O que é 'Ego'?

O nosso estudo em andamento, intitulado ‘Os Segredos da Bíblia’, a partir deste ponto passará a aludir, com frequência, a uma expressão bastante específica, cuja correta compreensão será fundamental para a assimilação de seu conteúdo: trata-se do termo ‘Ego’. Os leitores antigos de a Arte das artes estão possivelmente acostumados a entender o termo segundo a visão religiosa budista/hinduísta, - a saber, como um sinônimo de nossa identificação com nossos corpos físicos e com o mundo ilusório que nos cerca. - A série de postagens ‘Os Segredos da Bíblia’, no entanto, faz uso da expressão sob a ótica da psicologia de linha junguiana. Entender o significado desta palavra para o autor do livro que serve de inspiração ao nosso estudo será de capital importância para a compreensão desta série. Por essa razão, antes de dar continuidade às publicações, passaremos a uma explicação detalhada a respeito deste assunto particular.

Antes de qualquer coisa, é preciso entender a visão orientalista a respeito do problema, e só então poderemos confrontá-la com a interpretação da psicologia junguiana.
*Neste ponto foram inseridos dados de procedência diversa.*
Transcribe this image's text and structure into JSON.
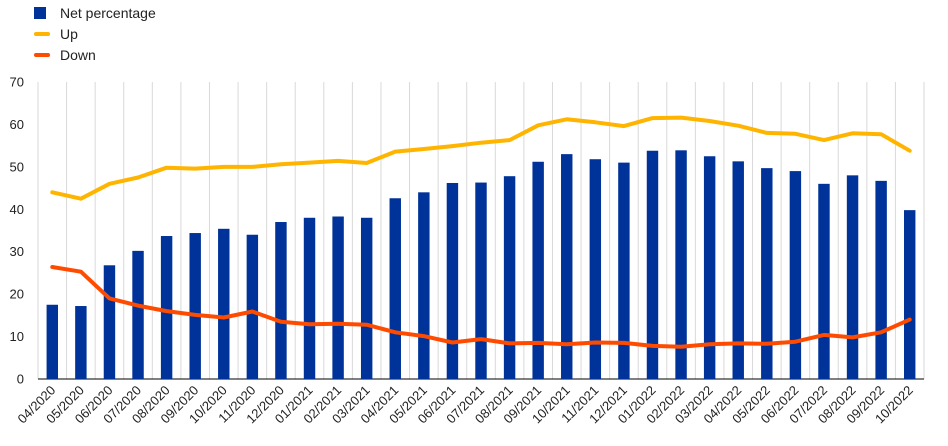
{
  "chart_data": {
    "type": "bar",
    "categories": [
      "04/2020",
      "05/2020",
      "06/2020",
      "07/2020",
      "08/2020",
      "09/2020",
      "10/2020",
      "11/2020",
      "12/2020",
      "01/2021",
      "02/2021",
      "03/2021",
      "04/2021",
      "05/2021",
      "06/2021",
      "07/2021",
      "08/2021",
      "09/2021",
      "10/2021",
      "11/2021",
      "12/2021",
      "01/2022",
      "02/2022",
      "03/2022",
      "04/2022",
      "05/2022",
      "06/2022",
      "07/2022",
      "08/2022",
      "09/2022",
      "10/2022"
    ],
    "series": [
      {
        "name": "Net percentage",
        "type": "bar",
        "color": "#003399",
        "values": [
          17.5,
          17.2,
          26.8,
          30.2,
          33.7,
          34.4,
          35.4,
          34.0,
          37.0,
          38.0,
          38.3,
          38.0,
          42.6,
          44.0,
          46.2,
          46.3,
          47.8,
          51.2,
          53.0,
          51.8,
          51.0,
          53.8,
          53.9,
          52.5,
          51.3,
          49.7,
          49.0,
          46.0,
          48.0,
          46.7,
          39.8
        ]
      },
      {
        "name": "Up",
        "type": "line",
        "color": "#FFB400",
        "values": [
          44.0,
          42.5,
          46.0,
          47.5,
          49.8,
          49.6,
          50.0,
          50.0,
          50.6,
          51.0,
          51.4,
          50.9,
          53.6,
          54.2,
          54.9,
          55.7,
          56.3,
          59.8,
          61.2,
          60.5,
          59.6,
          61.5,
          61.6,
          60.8,
          59.7,
          58.0,
          57.8,
          56.3,
          57.9,
          57.7,
          53.8
        ]
      },
      {
        "name": "Down",
        "type": "line",
        "color": "#FF4B00",
        "values": [
          26.4,
          25.3,
          19.0,
          17.3,
          16.0,
          15.1,
          14.5,
          15.9,
          13.5,
          12.9,
          13.0,
          12.8,
          11.0,
          10.1,
          8.6,
          9.4,
          8.4,
          8.5,
          8.2,
          8.6,
          8.5,
          7.8,
          7.6,
          8.2,
          8.4,
          8.3,
          8.8,
          10.4,
          9.8,
          11.0,
          14.0
        ]
      }
    ],
    "yticks": [
      0,
      10,
      20,
      30,
      40,
      50,
      60,
      70
    ],
    "ylim": [
      0,
      70
    ],
    "grid": "vertical",
    "legend_position": "top-left"
  }
}
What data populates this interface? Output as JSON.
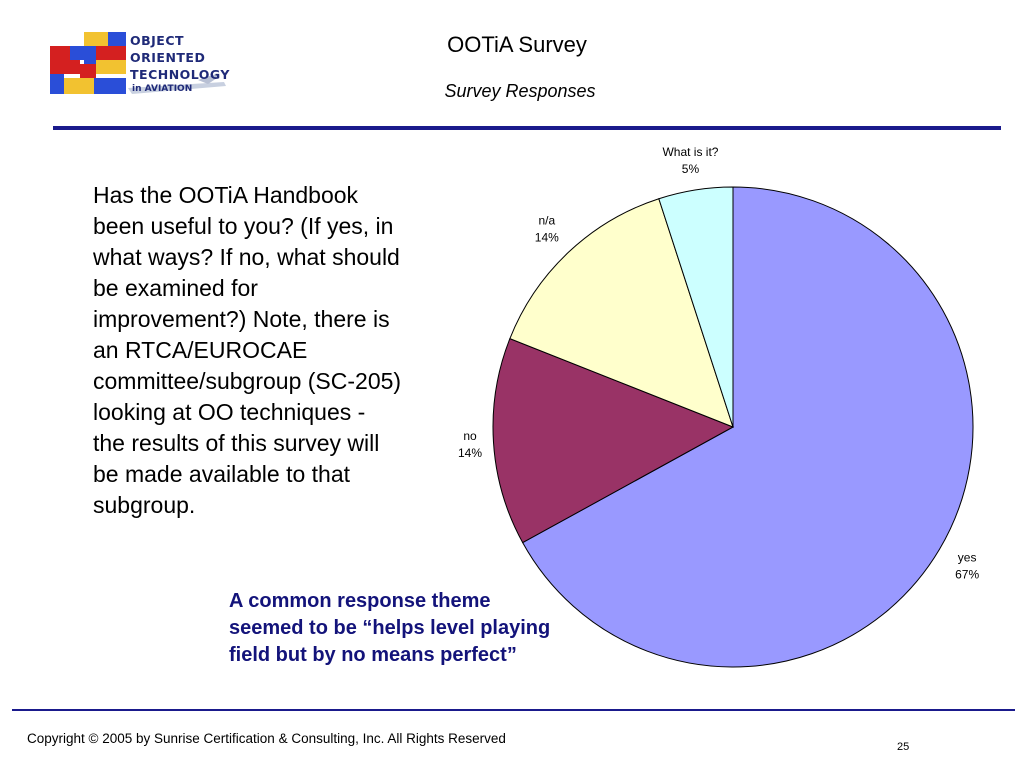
{
  "logo": {
    "lines": [
      "OBJECT",
      "ORIENTED",
      "TECHNOLOGY"
    ],
    "sub": "in AVIATION"
  },
  "header": {
    "title": "OOTiA Survey",
    "subtitle": "Survey Responses"
  },
  "question": "Has the OOTiA Handbook been useful to you?  (If yes, in what ways?  If no, what should be examined for improvement?)  Note, there is an RTCA/EUROCAE committee/subgroup (SC-205) looking at OO techniques - the results of this survey will be made available to that subgroup.",
  "theme": "A common response theme seemed to be “helps level playing field but by no means perfect”",
  "chart_data": {
    "type": "pie",
    "slices": [
      {
        "label": "yes",
        "value": 67,
        "pct_label": "67%",
        "color": "#9999ff"
      },
      {
        "label": "no",
        "value": 14,
        "pct_label": "14%",
        "color": "#993366"
      },
      {
        "label": "n/a",
        "value": 14,
        "pct_label": "14%",
        "color": "#ffffcc"
      },
      {
        "label": "What is it?",
        "value": 5,
        "pct_label": "5%",
        "color": "#ccffff"
      }
    ]
  },
  "footer": {
    "copyright": "Copyright © 2005 by Sunrise Certification & Consulting, Inc.  All Rights Reserved",
    "page": "25"
  }
}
Eis um assunto que este blog já deveria ter abordado há um bom tempo. Antes tarde do que nunca, já dizia o poeta... O que significa Ego, afinal?


O Ego segundo o budismo – por Lama Gangchen Rinpoche




"Em nosso estado mental normal, viver segundo nosso ego parece normal e concreto; o ego parece ser justamente nosso melhor amigo, protetor e benfeitor. Mas na verdade, ele é o nosso pior inimigo, uma fraude que nos engana, fazendo-nos sentir que não podemos existir ou viver sem ele. Como um monstro morando em nosso coração, ele está sempre pronto para fazer coisas ruins e causar problemas a nós e aos outros. Nosso ego tem muitos truques para se manter na ativa. Por isso, devemos prestar atenção quando começarmos a nos dizer: 'Se eu não cuidar do número um (nós mesmos), não vou trabalhar e vou acabar passando fome'; 'Se eu ficar me distraindo com esses assuntos espirituais, vou acabar virando um tolo!' - O ego tem mais defesas que a OTAN. Cuidado!

Não há dúvidas de que é do nosso próprio interesse nos livrarmos desse demônio interior o mais rápido possível (a menos que sejamos masoquistas e gostemos da eterna dor física e mental). Ao recolher e responsabilizar nosso ego de apego a si mesmo por todos os nossos problemas, com certeza geraremos o desejo de cuidar de nosso mundo interno e de nos livrar desse ego o mais rápido possível. Para isso, precisamos enxergá-lo como um mentiroso, examinando se de fato existe como parece ou não.

Isso significa dizer a nós mesmos: 'Pela lógica, se eu existo tal como parece, devo ser ou um com todo meu corpo e mente, ou separado e diferente deles'. Se, quando busco o meu ego, não consigo encontrá-lo nem em minha mente nem em meu corpo, e nem tampouco como algo separado deles, não tenho outra opção senão aceitar que o que estou percebendo é o meu falso senso de individualidade. Precisamos expulsar esse fantasma da máquina.

Pensando dessa forma, começamos a caçar nosso ego aparentemente vivo, nosso verdadeiro inimigo, e isso nos força a confrontar nossas suposições nunca examinadas sobre como existimos de fato. Eis um desafio bastante significativo do ponto de vista emocional: descobrir que nossa percepção básica da realidade é uma grande bobagem. Essa é a autocura absoluta, e por isso devemos prosseguir, cheios de alegria, nesse nível grosseiro do treinamento espacial.

Se sentirmos que o nosso eu é, na verdade, nosso corpo, então algumas questões inevitavelmente se colocam:

1. Qual parte do corpo somos? A cabeça, o coração, os membros?

2. Como tenho muitas partes, devo ter muitos 'eus' e muitos 'egos'.

3. Se sou o meu corpo, então, mesmo que minha mente não esteja nele, eu continuarei existindo. Quando meu corpo morrer, deixarei de existir.

4. Se alguém corta fora nossa perna com um machado, gritamos, 'Ele cortou minha perna', mostrando assim que bem no fundo sentimos que somos proprietários de nosso corpo, mas não o corpo em si.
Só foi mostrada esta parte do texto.